E qual a conclusão principal, passado o Festival e de volta para o dia a dia da Agência e do mercado?

Pádua Sampaio: O primeiro ponto e o mais importante é não tomar tudo como verdade absoluta. Há de se absorver e adaptar o que é visto ao nosso contexto econômico e social, que são bem diferentes de muitos painéis mostrados. Enquanto a China inova em AI, a Dentsu cria um robô com feições e comportamento humanos, convivemos com uma das piores internets móveis do mundo. Não dá para, simplesmente, querer implantar a realidade desses países no Ceará. Mas dá para aplicar os fundamentos, que são até mais importantes. Além disso, é muito bom estar em uma arena em que a criatividade é tratada como necessidade e não como diferencial. Essa discussão já foi superada há muito tempo por lá. Ser relevante é condição de sobrevivência. E é consenso que propaganda criativa dá muito resultado. Essa, aliás, é uma tecla em que sempre batemos. Ser criativo é conquistar o consumidor com mais inteligência e, consequentemente, menos recursos. Logo, criatividade é uma questão, acima de tudo, de economia. Em Cannes, falamos a mesma língua.

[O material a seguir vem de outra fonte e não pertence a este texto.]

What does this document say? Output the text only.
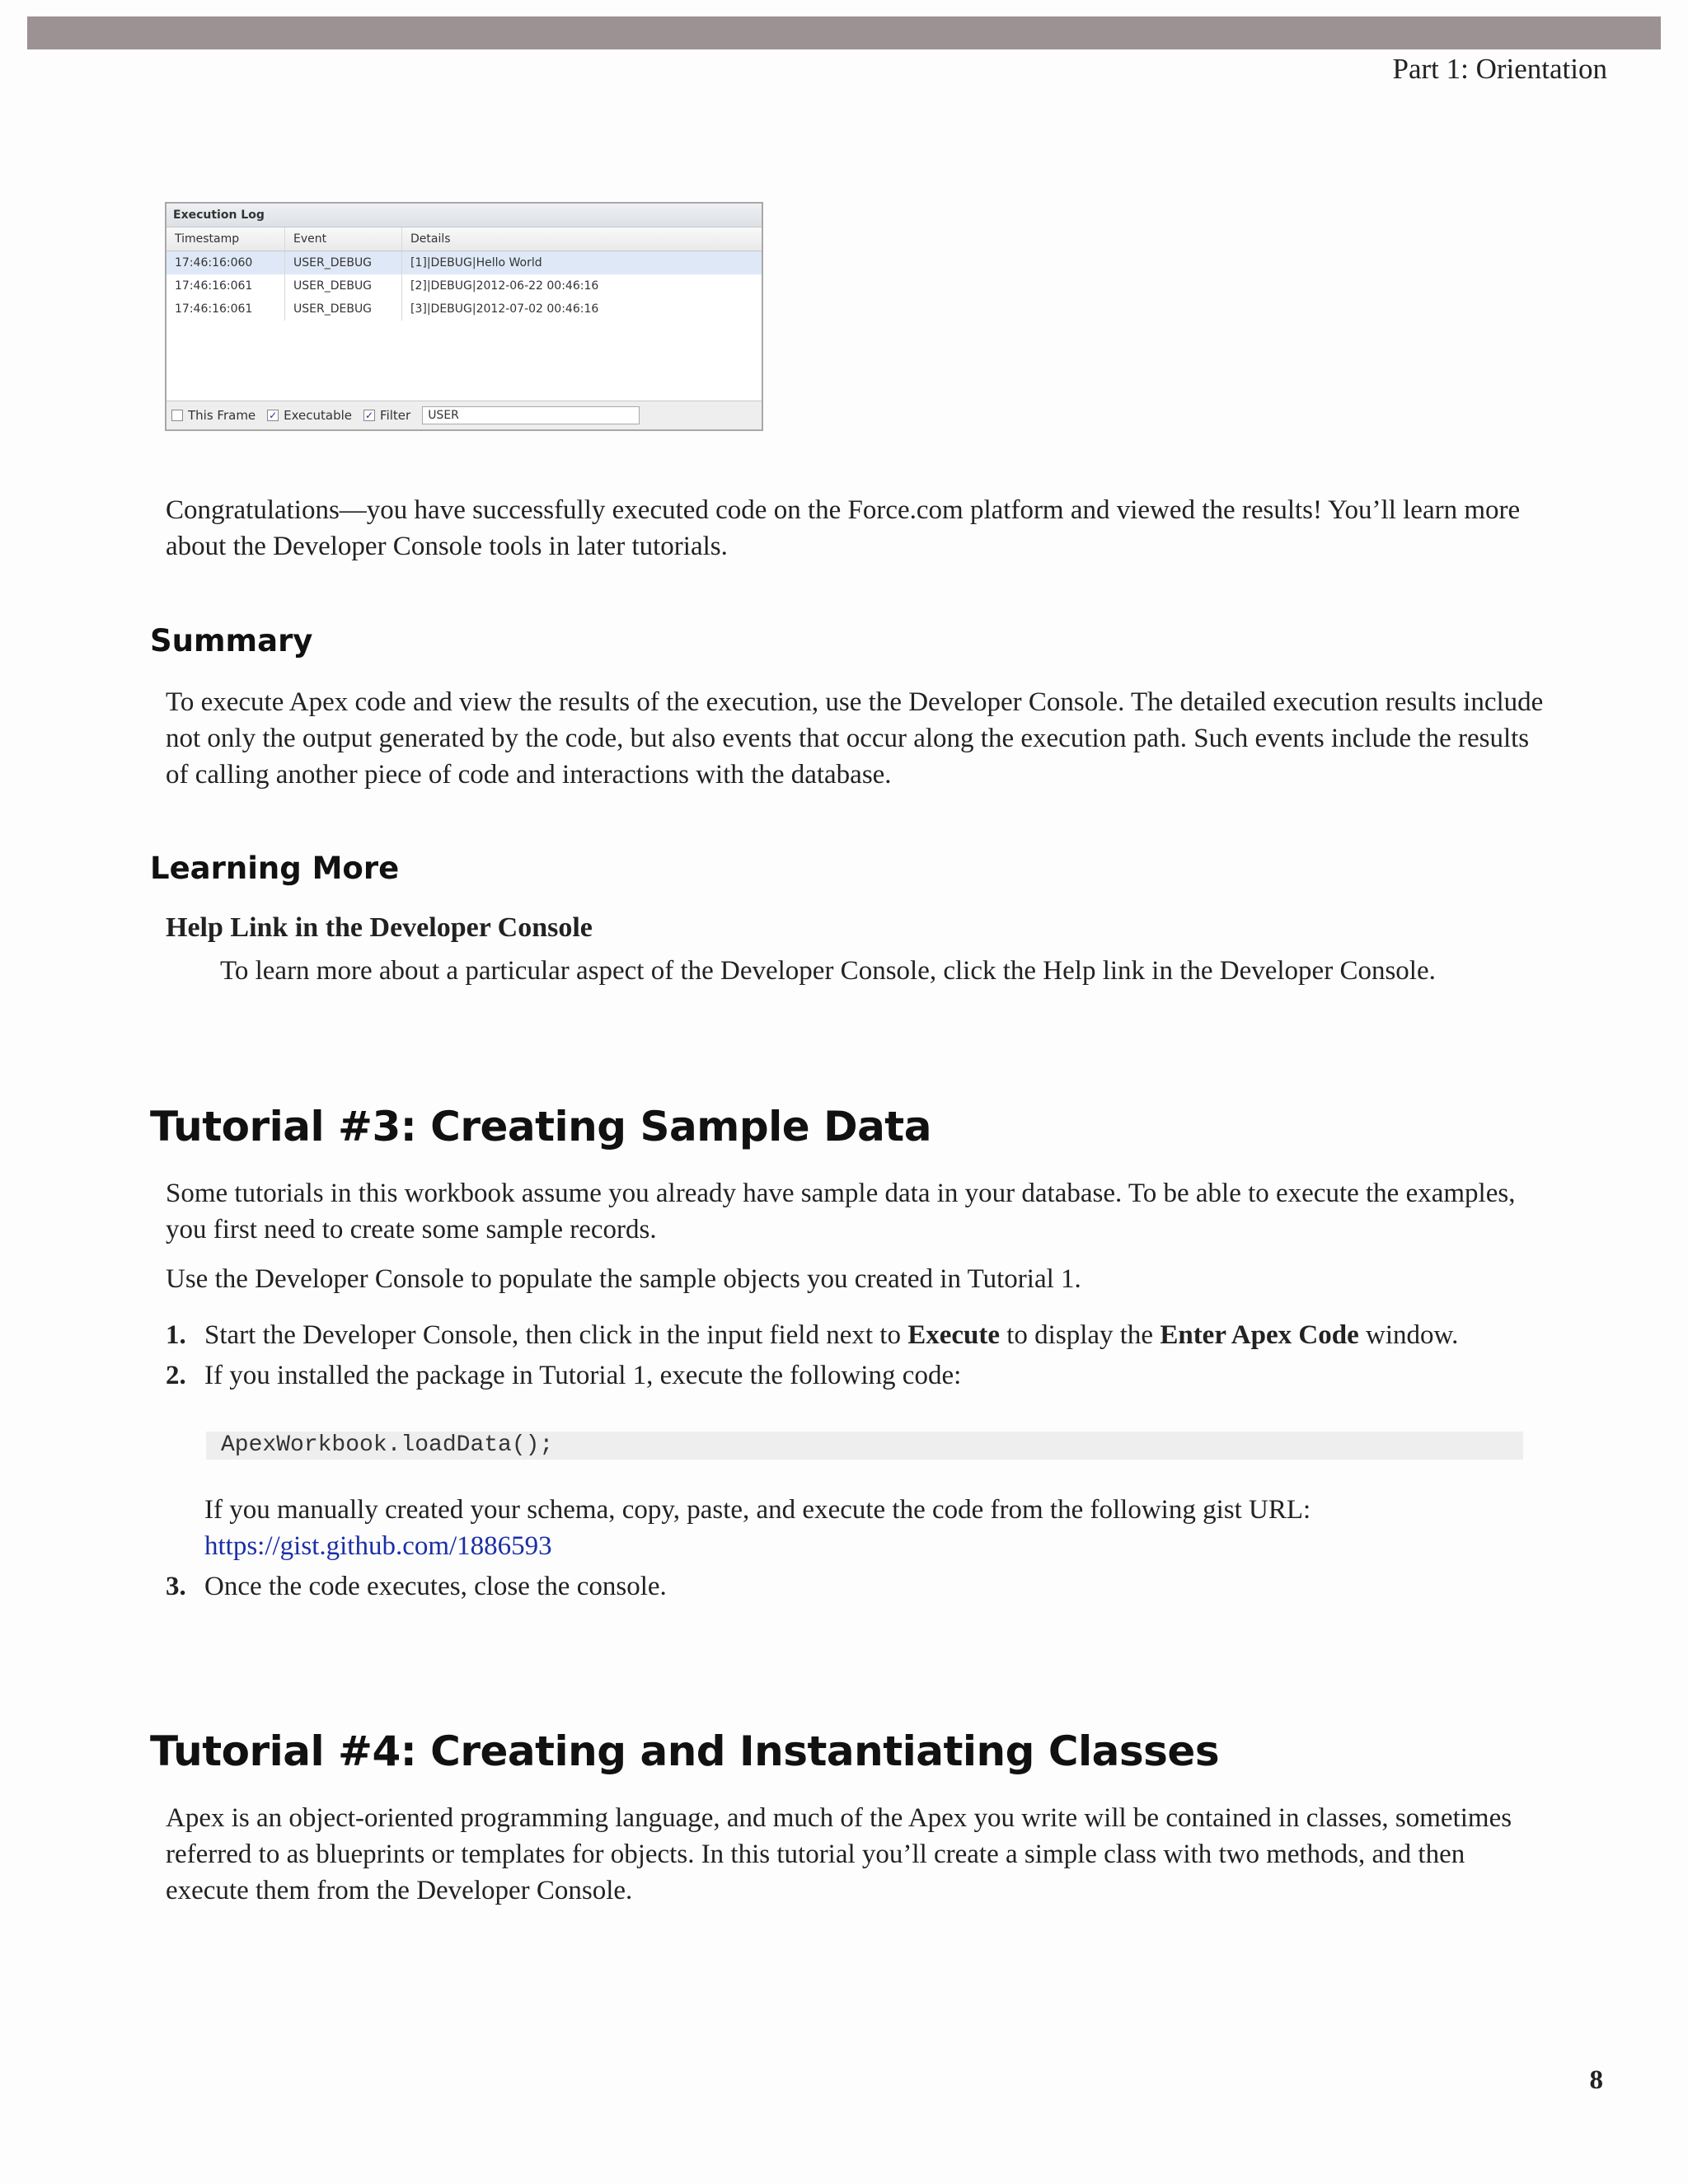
Part 1: Orientation
Execution Log
Timestamp	Event	Details
17:46:16:060	USER_DEBUG	[1]|DEBUG|Hello World
17:46:16:061	USER_DEBUG	[2]|DEBUG|2012-06-22 00:46:16
17:46:16:061	USER_DEBUG	[3]|DEBUG|2012-07-02 00:46:16
This Frame ✓ Executable ✓ Filter	USER

Congratulations—you have successfully executed code on the Force.com platform and viewed the results! You’ll learn more about the Developer Console tools in later tutorials.

Summary

To execute Apex code and view the results of the execution, use the Developer Console. The detailed execution results include not only the output generated by the code, but also events that occur along the execution path. Such events include the results of calling another piece of code and interactions with the database.

Learning More

Help Link in the Developer Console

To learn more about a particular aspect of the Developer Console, click the Help link in the Developer Console.

Tutorial #3: Creating Sample Data

Some tutorials in this workbook assume you already have sample data in your database. To be able to execute the examples, you first need to create some sample records.

Use the Developer Console to populate the sample objects you created in Tutorial 1.

1. Start the Developer Console, then click in the input field next to Execute to display the Enter Apex Code window.
2. If you installed the package in Tutorial 1, execute the following code:
ApexWorkbook.loadData();

If you manually created your schema, copy, paste, and execute the code from the following gist URL:
https://gist.github.com/1886593

3. Once the code executes, close the console.
Tutorial #4: Creating and Instantiating Classes

Apex is an object-oriented programming language, and much of the Apex you write will be contained in classes, sometimes referred to as blueprints or templates for objects. In this tutorial you’ll create a simple class with two methods, and then execute them from the Developer Console.

8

Para finalizar, ainda com relação à ida dos três à Cannes (e outras iniciativas similares), se o negócio de uma agência é produzido por cérebros humanos para atingir cérebros humanos, nada mais natural do que aprender com outros cérebros humanos (ainda mais privilegiados...Rs.) e dessa mistura elevar a régua de todos e fortalecer o negócio. É isso?

Pádua Sampaio: É bem por aí. O nosso negócio é tutano, massa cinzenta, gerar sinapses. Investimos bastante em capital intelectual porque os clientes nos procuram justamente pela nossa capacidade de gerar soluções diferentes. Nessa hora, vale lembrar as palavras do Evan Sharp, fundador do Pinterest que esteve no Festival. Ele diz que criatividade não é questão de talento, mas de mentalidade. A gente tem muito claro isso na Delantero. Tanto que, internamente, temos montado várias iniciativas nesse sentido, de gerar e fazer circular o conhecimento. Criamos, por exemplo, a Escola de Líderes, uma espécie de universidade corporativa, que oferece módulos complementares de áreas relacionadas à gestão de empresas, montamos ciclo de debates sobre clássicos da literatura, promovemos intercâmbio entre profissionais de outras áreas com as nossas equipes e incentivamos a participação em festivais. A consistência criativa, qualidade da entrega em todos os setores e os resultados que conquistamos vêm daí, de uma equipe sedenta por conhecimento e consciente de que ideia não cai do céu. Pelo menos as boas, não.